History should no longer involve the robotic learning of facts and propaganda, the crucial 21st century skills of critical analysis and evaluation of information have made it far too important for that.

As one of their priorities for education, the government has appointed a right-wing historian to impose its new History curriculum. This comes hard on the heels of the biggest centralisation of the education system since Margaret Thatcher ordered the original monolithic National Curriculum, SATs and Ofsted system back in the 1980s. However this new curriculum for History is all the more worrying, not merely because it gives lie to the Tories headline claim to be a party dedicated to reducing state dominance, but because it seriously threatens the present and the future of our children.

One of the most crucial 21st century skills, identified by many think-tanks, business and employers’ organisations, as well as universities, is the ability to search for, critically analyse, evaluate, and process information.
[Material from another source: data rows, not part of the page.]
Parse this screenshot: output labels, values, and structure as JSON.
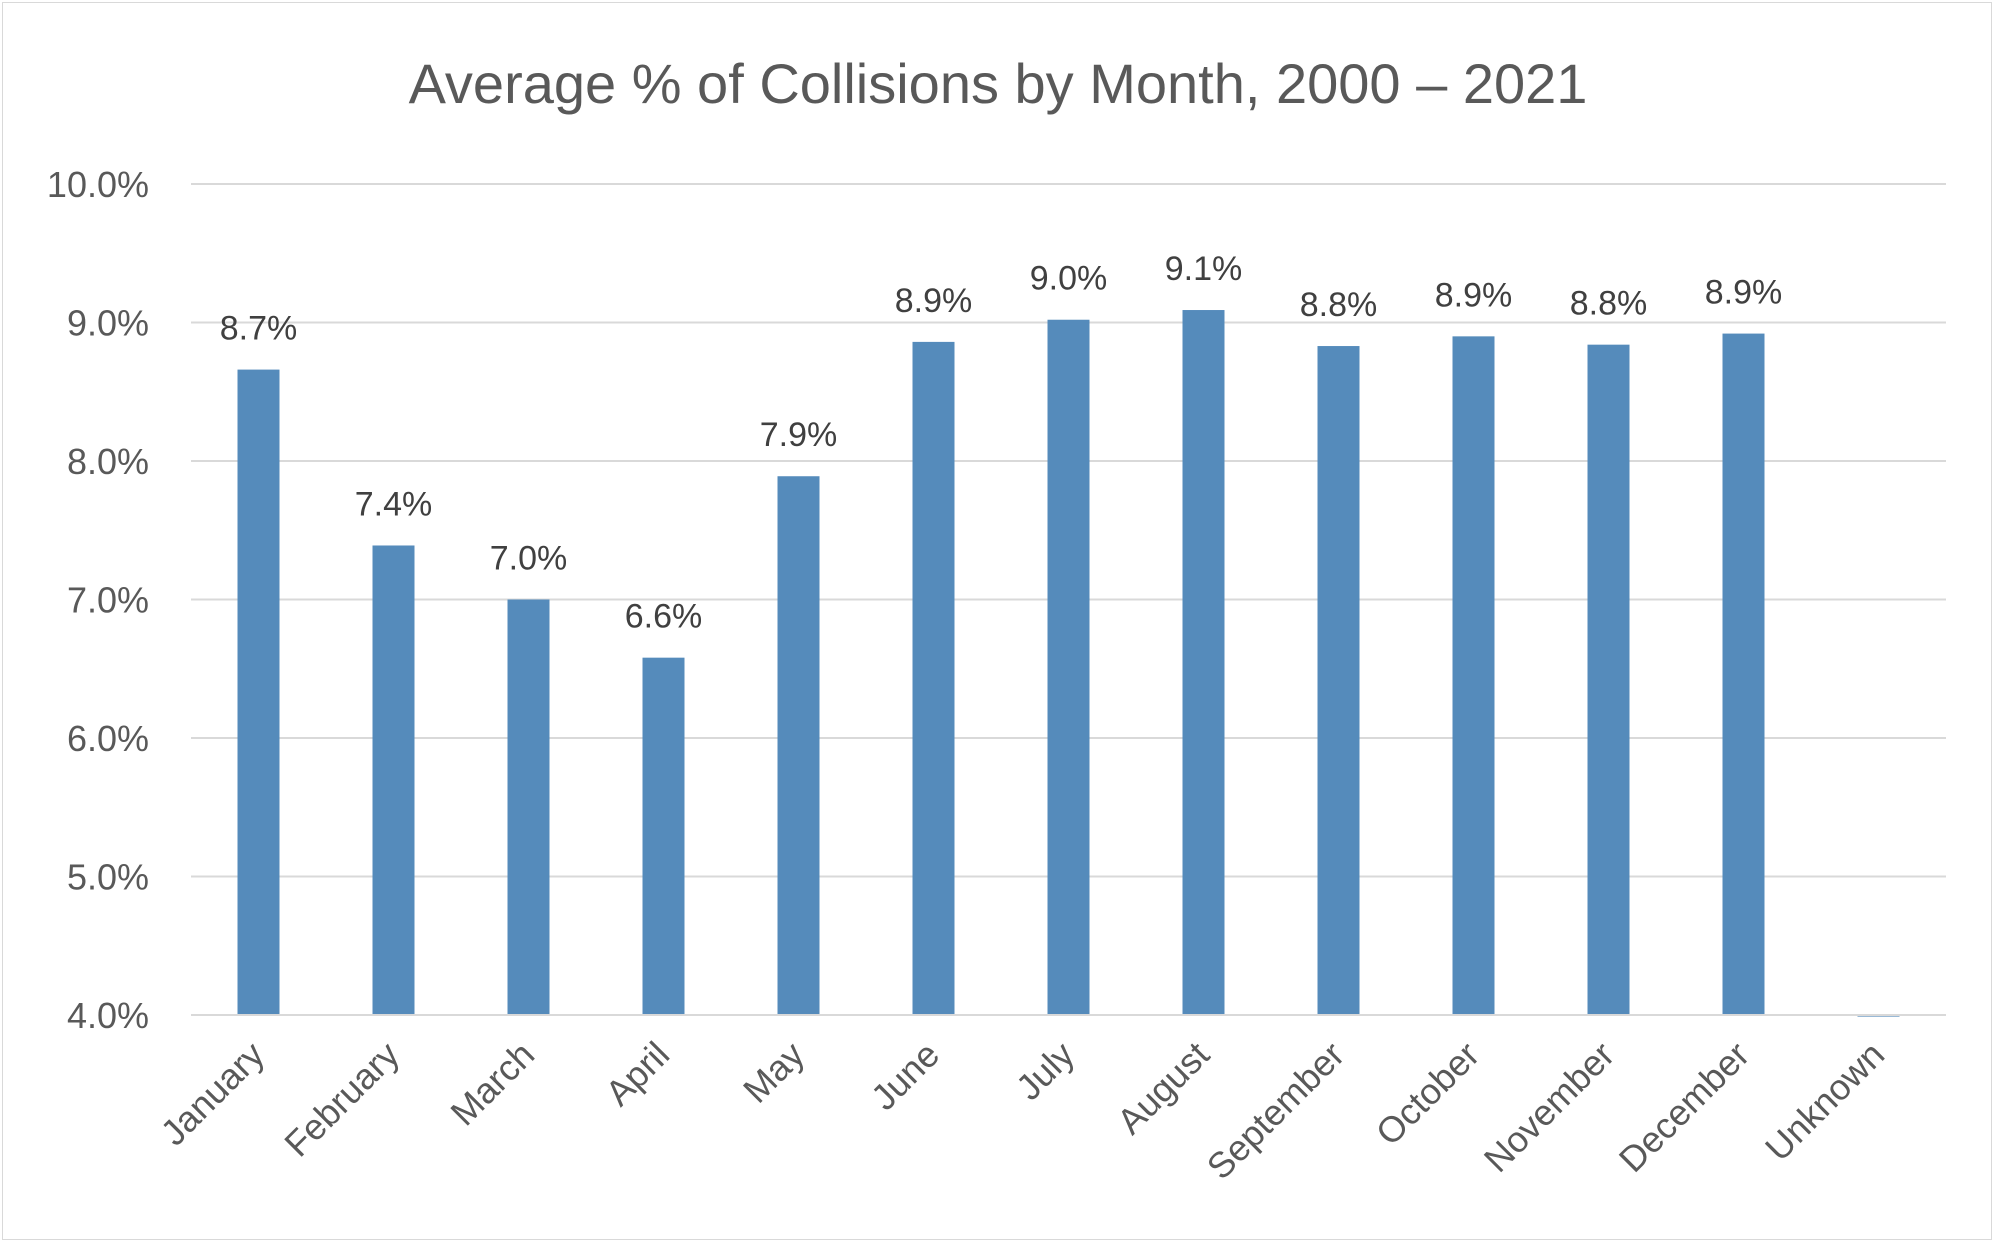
{
  "chart_data": {
    "type": "bar",
    "title": "Average % of Collisions by Month, 2000 – 2021",
    "xlabel": "",
    "ylabel": "",
    "categories": [
      "January",
      "February",
      "March",
      "April",
      "May",
      "June",
      "July",
      "August",
      "September",
      "October",
      "November",
      "December",
      "Unknown"
    ],
    "values": [
      8.66,
      7.39,
      7.0,
      6.58,
      7.89,
      8.86,
      9.02,
      9.09,
      8.83,
      8.9,
      8.84,
      8.92,
      3.99
    ],
    "data_labels": [
      "8.7%",
      "7.4%",
      "7.0%",
      "6.6%",
      "7.9%",
      "8.9%",
      "9.0%",
      "9.1%",
      "8.8%",
      "8.9%",
      "8.8%",
      "8.9%",
      ""
    ],
    "ylim": [
      4.0,
      10.0
    ],
    "yticks": [
      4.0,
      5.0,
      6.0,
      7.0,
      8.0,
      9.0,
      10.0
    ],
    "ytick_labels": [
      "4.0%",
      "5.0%",
      "6.0%",
      "7.0%",
      "8.0%",
      "9.0%",
      "10.0%"
    ],
    "grid": true,
    "legend": "none",
    "colors": {
      "bar": "#558bbb",
      "grid": "#d9d9d9",
      "text": "#595959",
      "data_label": "#404040"
    }
  }
}
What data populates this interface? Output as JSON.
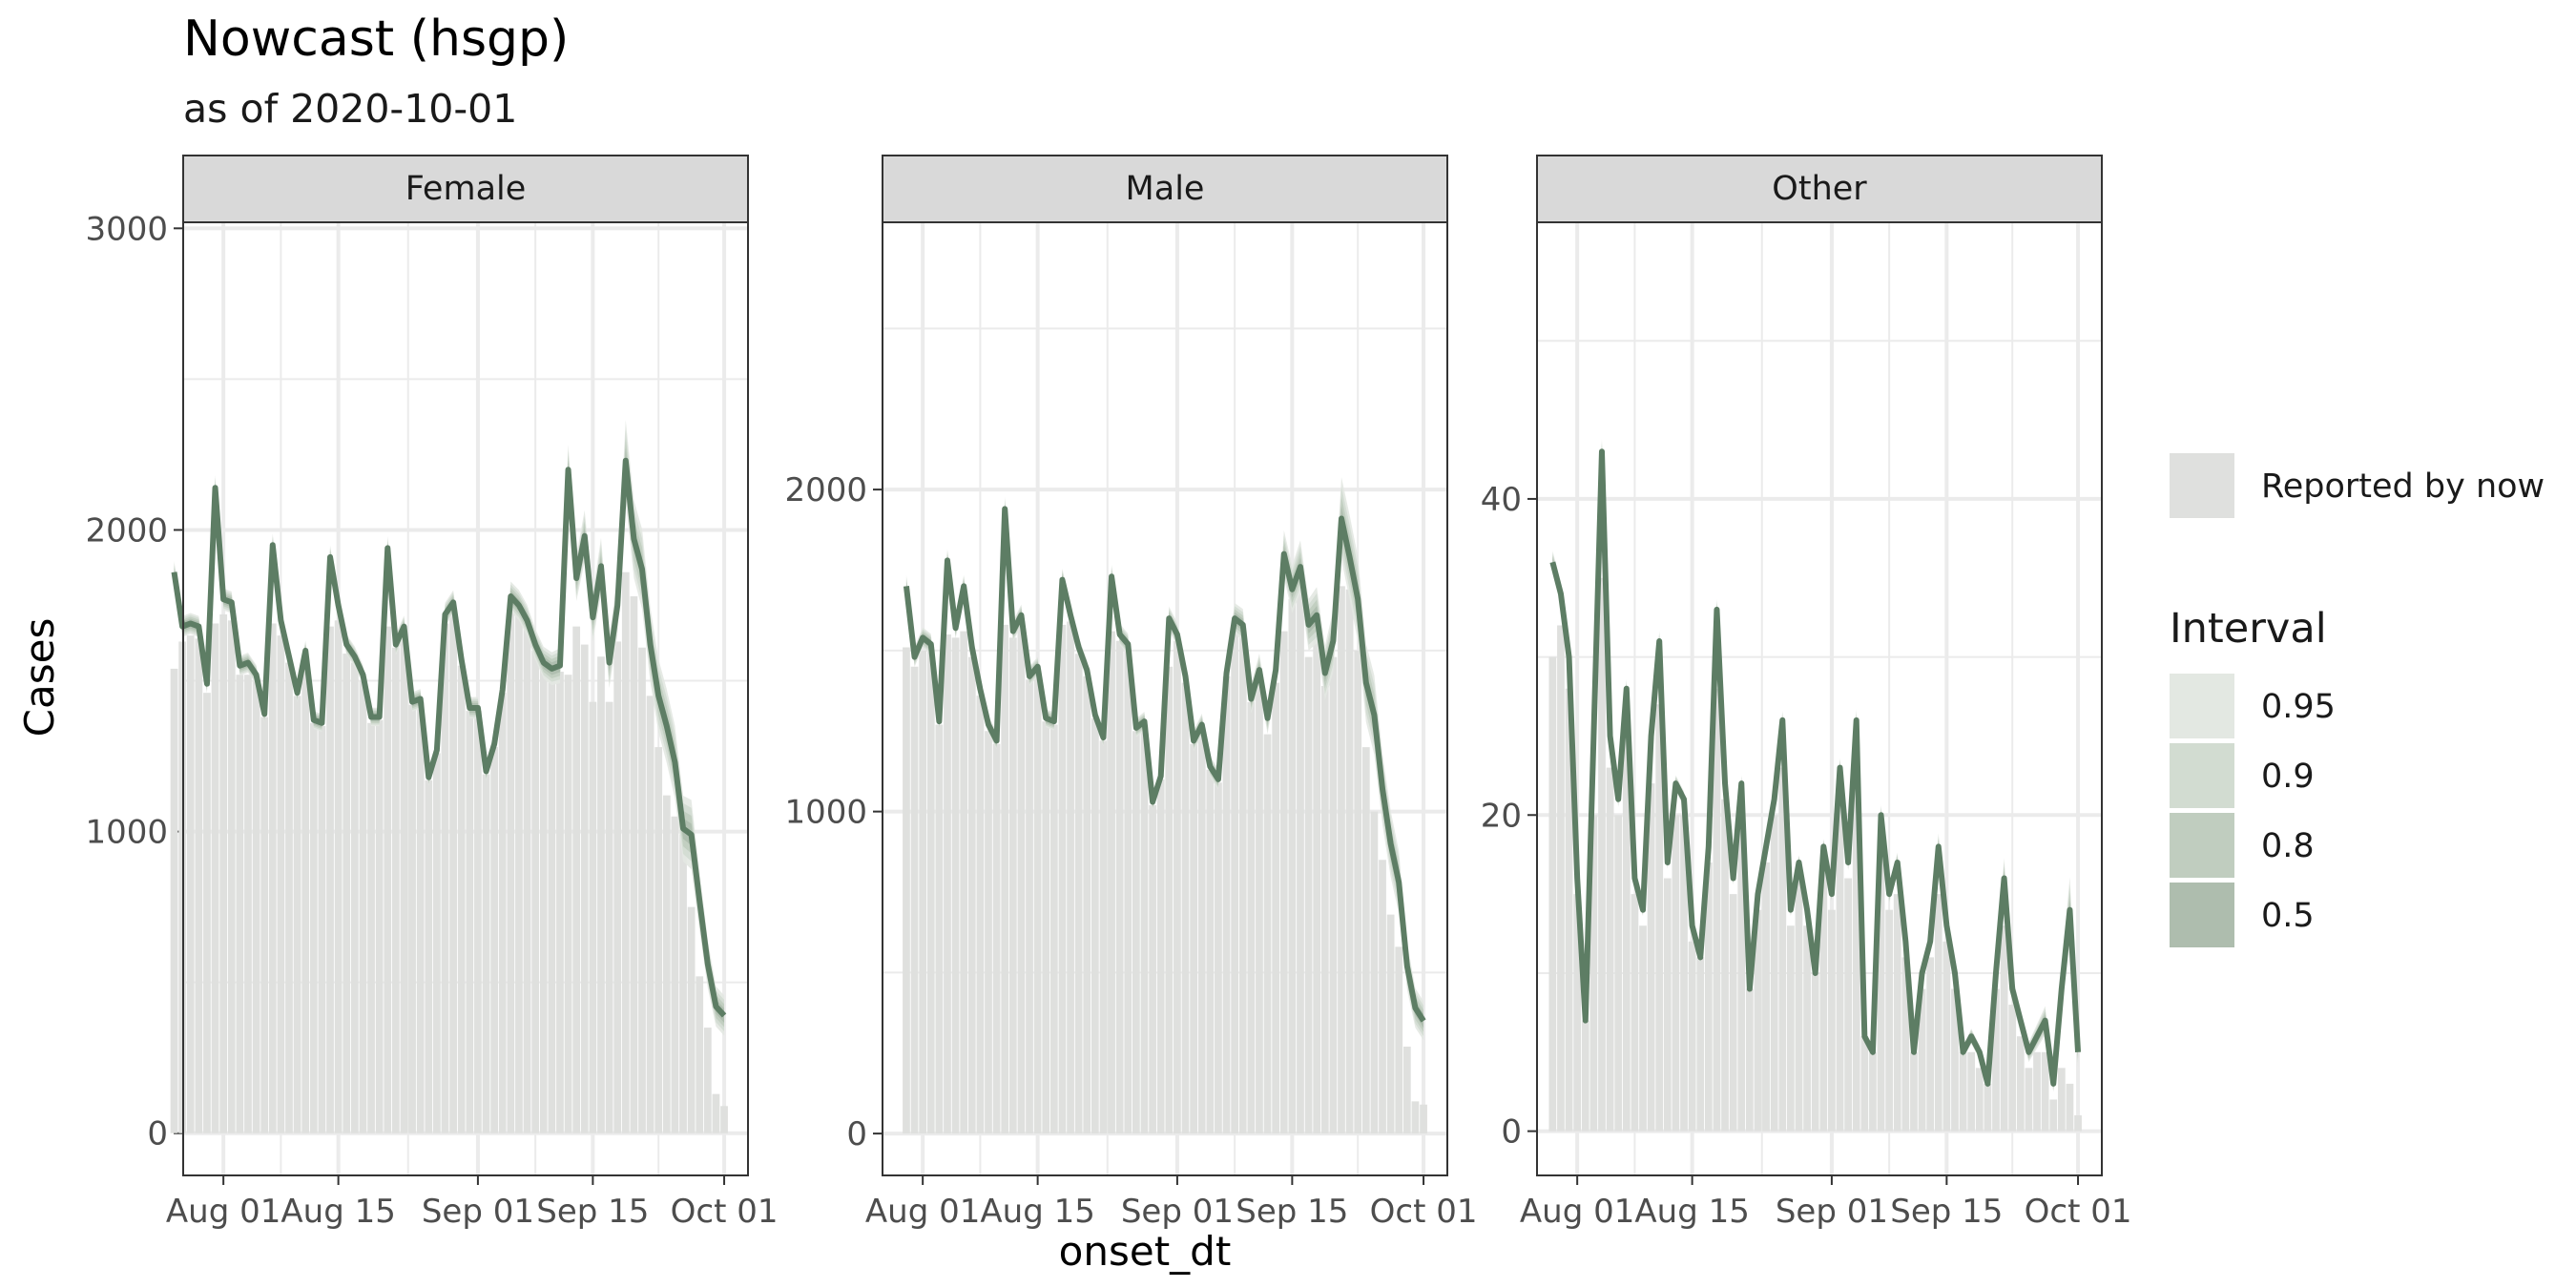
{
  "chart_data": {
    "type": "bar",
    "title": "Nowcast (hsgp)",
    "subtitle": "as of 2020-10-01",
    "xlabel": "onset_dt",
    "ylabel": "Cases",
    "x_ticks": [
      "Aug 01",
      "Aug 15",
      "Sep 01",
      "Sep 15",
      "Oct 01"
    ],
    "x_start": "Jul 29",
    "x_end": "Oct 01",
    "grid": true,
    "legend_position": "right",
    "colors": {
      "bar": "#dfe0de",
      "line": "#5d7d64",
      "interval_095": "#e3e8e2",
      "interval_09": "#d2dcd1",
      "interval_08": "#c0cdbf",
      "interval_05": "#aebdae",
      "strip": "#d9d9d9",
      "grid": "#ebebeb"
    },
    "legend": {
      "bar_label": "Reported by now",
      "interval_title": "Interval",
      "interval_levels": [
        "0.95",
        "0.9",
        "0.8",
        "0.5"
      ]
    },
    "panels": [
      {
        "name": "Female",
        "ylim": [
          -140,
          3020
        ],
        "y_ticks": [
          0,
          1000,
          2000,
          3000
        ],
        "nowcast": [
          1860,
          1680,
          1690,
          1680,
          1490,
          2140,
          1770,
          1760,
          1550,
          1560,
          1520,
          1390,
          1950,
          1700,
          1580,
          1460,
          1600,
          1370,
          1360,
          1910,
          1750,
          1620,
          1580,
          1520,
          1380,
          1380,
          1940,
          1620,
          1680,
          1430,
          1440,
          1180,
          1270,
          1720,
          1760,
          1570,
          1410,
          1410,
          1200,
          1290,
          1470,
          1780,
          1750,
          1700,
          1620,
          1560,
          1540,
          1550,
          2200,
          1840,
          1980,
          1710,
          1880,
          1560,
          1750,
          2230,
          1970,
          1870,
          1620,
          1450,
          1350,
          1230,
          1010,
          990,
          770,
          560,
          420,
          390
        ],
        "reported": [
          1540,
          1630,
          1650,
          1640,
          1460,
          1690,
          1720,
          1700,
          1520,
          1520,
          1500,
          1380,
          1690,
          1650,
          1560,
          1450,
          1580,
          1360,
          1350,
          1680,
          1700,
          1590,
          1560,
          1500,
          1360,
          1370,
          1680,
          1610,
          1650,
          1420,
          1430,
          1170,
          1260,
          1690,
          1730,
          1550,
          1400,
          1400,
          1190,
          1280,
          1460,
          1740,
          1730,
          1680,
          1600,
          1550,
          1530,
          1530,
          1520,
          1680,
          1620,
          1430,
          1580,
          1430,
          1630,
          1860,
          1780,
          1610,
          1450,
          1280,
          1120,
          1050,
          990,
          750,
          520,
          350,
          130,
          90
        ]
      },
      {
        "name": "Male",
        "ylim": [
          -130,
          2830
        ],
        "y_ticks": [
          0,
          1000,
          2000
        ],
        "nowcast": [
          1700,
          1480,
          1540,
          1520,
          1280,
          1780,
          1570,
          1700,
          1510,
          1380,
          1270,
          1220,
          1940,
          1560,
          1610,
          1420,
          1450,
          1290,
          1280,
          1720,
          1610,
          1510,
          1440,
          1300,
          1230,
          1730,
          1550,
          1520,
          1260,
          1280,
          1030,
          1110,
          1600,
          1550,
          1420,
          1220,
          1270,
          1140,
          1100,
          1430,
          1600,
          1580,
          1350,
          1440,
          1290,
          1440,
          1800,
          1690,
          1760,
          1580,
          1610,
          1430,
          1530,
          1910,
          1790,
          1660,
          1400,
          1300,
          1070,
          900,
          780,
          520,
          390,
          350
        ],
        "reported": [
          1510,
          1450,
          1500,
          1500,
          1270,
          1550,
          1540,
          1560,
          1480,
          1360,
          1250,
          1210,
          1580,
          1540,
          1590,
          1410,
          1430,
          1280,
          1270,
          1580,
          1590,
          1490,
          1420,
          1290,
          1220,
          1560,
          1530,
          1500,
          1250,
          1270,
          1020,
          1100,
          1450,
          1530,
          1400,
          1210,
          1260,
          1130,
          1090,
          1420,
          1560,
          1560,
          1340,
          1420,
          1240,
          1400,
          1560,
          1660,
          1720,
          1480,
          1540,
          1390,
          1480,
          1700,
          1690,
          1500,
          1200,
          1000,
          850,
          680,
          580,
          270,
          100,
          90
        ]
      },
      {
        "name": "Other",
        "ylim": [
          -2.8,
          57.5
        ],
        "y_ticks": [
          0,
          20,
          40
        ],
        "nowcast": [
          36,
          34,
          30,
          16,
          7,
          25,
          43,
          25,
          21,
          28,
          16,
          14,
          25,
          31,
          17,
          22,
          21,
          13,
          11,
          18,
          33,
          22,
          16,
          22,
          9,
          15,
          18,
          21,
          26,
          14,
          17,
          14,
          10,
          18,
          15,
          23,
          17,
          26,
          6,
          5,
          20,
          15,
          17,
          12,
          5,
          10,
          12,
          18,
          13,
          10,
          5,
          6,
          5,
          3,
          10,
          16,
          9,
          7,
          5,
          6,
          7,
          3,
          9,
          14,
          5
        ],
        "reported": [
          30,
          32,
          28,
          15,
          7,
          20,
          35,
          23,
          20,
          26,
          15,
          13,
          22,
          27,
          16,
          20,
          20,
          12,
          11,
          17,
          28,
          21,
          15,
          20,
          9,
          14,
          17,
          20,
          23,
          13,
          16,
          13,
          10,
          17,
          14,
          21,
          16,
          22,
          6,
          5,
          18,
          14,
          15,
          11,
          5,
          9,
          11,
          15,
          12,
          9,
          5,
          5,
          4,
          3,
          9,
          13,
          8,
          6,
          4,
          5,
          5,
          2,
          4,
          3,
          1
        ]
      }
    ]
  }
}
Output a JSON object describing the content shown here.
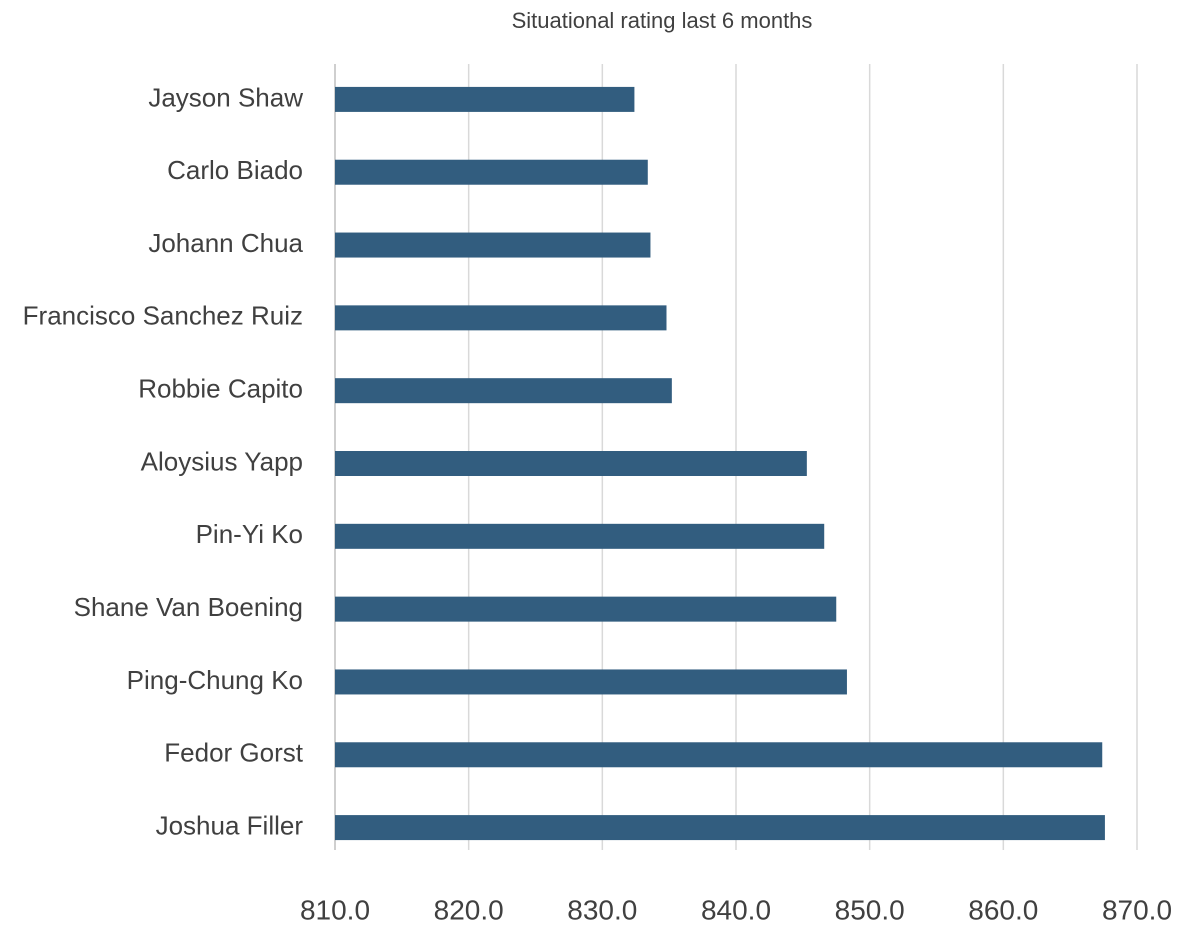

Indeed this is probably the most vital generic skills children will need after literacy and numeracy. The relationship between information and the individual has changed entirely since 1990. The spread of the internet, the creation of Web 2.0 and information tagging has resulted in so much information becoming available to everyone in such an unstructured way that the skills of finding precisely what you need have now become much more complex than when most of us were at school. Not only that, but the levels of usefulness, trustworthiness, bias and reliability of the information available online is extremely varied, ranging from the genuinely enlightening and useful to the wildly inaccurate and dangerous. Since anyone can publish anything online the need today is for children to become their own editors-in-chief.

Children need not only to develop skills in locating information but also in assessing its relevance and bias and evaluating its reliability. These skills are the skills which will make a huge and tangible difference to most children’s lives in the 21st century, not only making them safer online while they are young but enabling them to become more effective in their adult working and social lives. It will be vital to provide them with the skills to be adaptable and flexible lifelong learners as the single, predictable, linear career for life becomes a thing of the past.

Yet studies of children’s information-seeking skills show that little has changed since the before the internet. Study after study has shown that children do not possess basic skills in finding, evaluating and using information whatever its source. For instance a study in 1991 demonstrated this by analysing high-school pupils’ interactions with historical evidence. Not only did they rate information as either biased or not biased, but they couldn’t identify sources as a means of assessing the nature of the information and then failed to make meaningful use of it. Further studies since then have shown that little has changed in this area despite the spread of the internet.

However, there is one subject on the curriculum that can prepare children for the information environment of the present and the future. Paradoxically that subject is History. Teaching children to find, evaluate, question and use historical sources, especially primary sources; the core skills of the historian, are the same skills children will need when locating, assessing and querying information online. Indeed, History presents teachers with a safe offline way to teach these skills.

Which is why the prospect of a right-wing historian dictating what children should and should not learn in History is against the interests of our children. By selecting such a figure to prescribe the curriculum, the government apparently wants History lessons to become some sort of stale exercise in rote-learning their version of the past rather than an active and engaging exercise, as it truly should be, in critical analysis and argument.

The coming of the internet has meant that History needs to take on a level of importance way beyond what it used to have 20 years ago. The skills of locating, critically evaluating and using information will be crucial for the future business, educational and social life of the generation currently in our schools. Of course, a party relying for its power on a selective and biased media which, for example, wants people to believe it will decentralise power, increase democratic participation and strengthen individual freedoms will not want a population able to engage in critical analysis and evaluation of what they are told. Despite it becoming an increasingly important skill in the globalised internet age, the last thing the Tories want your kids to be able to do is think for themselves.